Une révolution se prépare dans le monde du livre : les ventes d’occasion pourraient bientôt rapporter aux auteurs.
Depuis des années, le marché des livres d’occasion explose, porté par des plateformes comme Recyclivre, Vinted ou Amazon. Mais jusqu’ici, les auteurs ne touchaient aucune rémunération sur ces reventes. Cette injustice pourrait bientôt prendre fin grâce à une nouvelle contribution voulue par le ministère de la Culture.
Un marché en plein essor… mais sans retour pour les auteurs
Aujourd’hui, un écrivain perçoit en général entre 6 et 12 % du prix de vente d’un livre neuf. Mais dès qu’un ouvrage est revendu, même dès sa sortie, il échappe totalement à cette rétribution.
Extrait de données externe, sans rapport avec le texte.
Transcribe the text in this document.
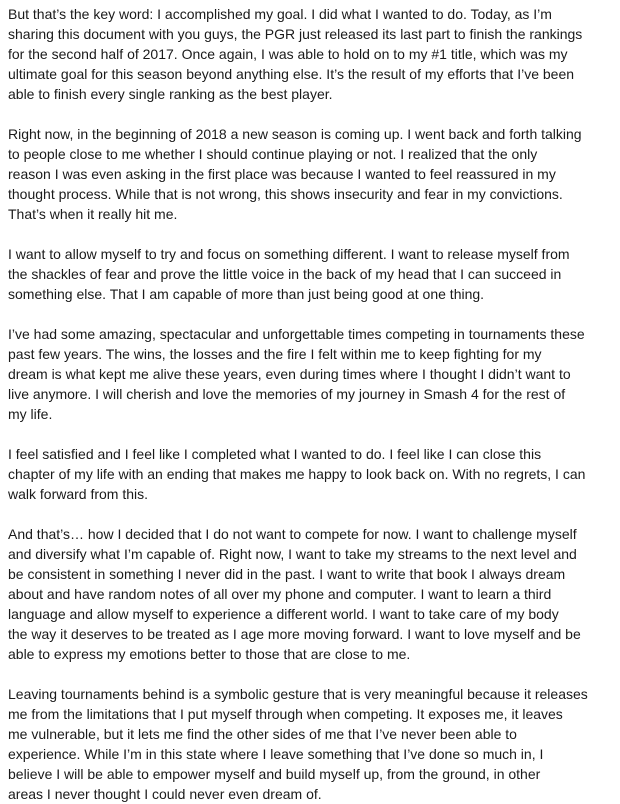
But that’s the key word: I accomplished my goal. I did what I wanted to do. Today, as I’m
sharing this document with you guys, the PGR just released its last part to finish the rankings
for the second half of 2017. Once again, I was able to hold on to my #1 title, which was my
ultimate goal for this season beyond anything else. It’s the result of my efforts that I’ve been
able to finish every single ranking as the best player.

Right now, in the beginning of 2018 a new season is coming up. I went back and forth talking
to people close to me whether I should continue playing or not. I realized that the only
reason I was even asking in the first place was because I wanted to feel reassured in my
thought process. While that is not wrong, this shows insecurity and fear in my convictions.
That’s when it really hit me.

I want to allow myself to try and focus on something different. I want to release myself from
the shackles of fear and prove the little voice in the back of my head that I can succeed in
something else. That I am capable of more than just being good at one thing.

I’ve had some amazing, spectacular and unforgettable times competing in tournaments these
past few years. The wins, the losses and the fire I felt within me to keep fighting for my
dream is what kept me alive these years, even during times where I thought I didn’t want to
live anymore. I will cherish and love the memories of my journey in Smash 4 for the rest of
my life.

I feel satisfied and I feel like I completed what I wanted to do. I feel like I can close this
chapter of my life with an ending that makes me happy to look back on. With no regrets, I can
walk forward from this.

And that’s… how I decided that I do not want to compete for now. I want to challenge myself
and diversify what I’m capable of. Right now, I want to take my streams to the next level and
be consistent in something I never did in the past. I want to write that book I always dream
about and have random notes of all over my phone and computer. I want to learn a third
language and allow myself to experience a different world. I want to take care of my body
the way it deserves to be treated as I age more moving forward. I want to love myself and be
able to express my emotions better to those that are close to me.

Leaving tournaments behind is a symbolic gesture that is very meaningful because it releases
me from the limitations that I put myself through when competing. It exposes me, it leaves
me vulnerable, but it lets me find the other sides of me that I’ve never been able to
experience. While I’m in this state where I leave something that I’ve done so much in, I
believe I will be able to empower myself and build myself up, from the ground, in other
areas I never thought I could never even dream of.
Un phénomène devenu courant : selon une étude menée en février 2025 auprès de 1 768 auteurs, 18 % ont vu leur livre vendu d’occasion dès le jour de sa parution.
Une réponse politique après plusieurs tentatives avortées
C’est au Festival du livre de Paris en 2024 qu’Emmanuel Macron avait pour la première fois suggéré cette idée d’une « contribution » sur les livres d’occasion. Une promesse restée sans suite… jusqu’à aujourd’hui.
Malgré quelques tentatives d’amendements au budget 2025, aucune mesure concrète n’avait été adoptée. C’est désormais chose faite : Rachida Dati, ministre de la Culture, annonce la saisine du Conseil d’État pour mettre en place ce droit de suite, inspiré de celui qui existe dans le domaine des arts visuels.
Objectif : intégrer le droit de suite dans la prochaine loi
L’ambition est claire : intégrer cette mesure via un amendement à la proposition de loi sur la rémunération des auteurs, portée par Sylvie Robert (PS) et Laure Darcos (LR). Cette loi vise déjà à renforcer les droits économiques des créateurs du livre.
Mais plusieurs points restent à préciser :
- Quel sera le montant exact de la contribution ?
- Quand la mesure entrera-t-elle en vigueur ?
- Quels acteurs seront concernés ?
Les plateformes visées, les petits exemptés
Ce futur droit ne touchera pas tout le monde de la même façon. Selon le ministère, les structures solidaires comme Emmaüs seront exclues du dispositif. Les bouquinistes, symboles du patrimoine parisien, pourraient également être dispensés de cette obligation.
En revanche, les grandes plateformes de revente en ligne, très actives sur les livres quasi neufs, sont dans le viseur du gouvernement.
Une mesure saluée par les éditeurs
Vincent Montagne, président du Syndicat national de l’édition, a salué cette avancée. Pour lui, la France peut, une fois de plus, montrer l’exemple, comme elle l’a fait en instaurant le prix unique du livre en 1981.
Le produit de cette nouvelle redevance sera versé à un organisme de gestion collective, probablement la Sofia (Société française des intérêts des auteurs de l’écrit). L’objectif : soutenir la création littéraire, au-delà des seules ventes de livres neufs.
Une équation délicate : rémunérer sans faire fuir
L’équilibre sera toutefois difficile à atteindre. Car cette nouvelle contribution pourrait entraîner une hausse des prix des livres d’occasion, ce qui inquiète certains lecteurs et revendeurs. D’autres soulignent que cela pourrait décourager l’achat de livres neufs, déjà perçus comme coûteux.
Mais pour les auteurs, ce geste est perçu comme un pas décisif vers plus de justice.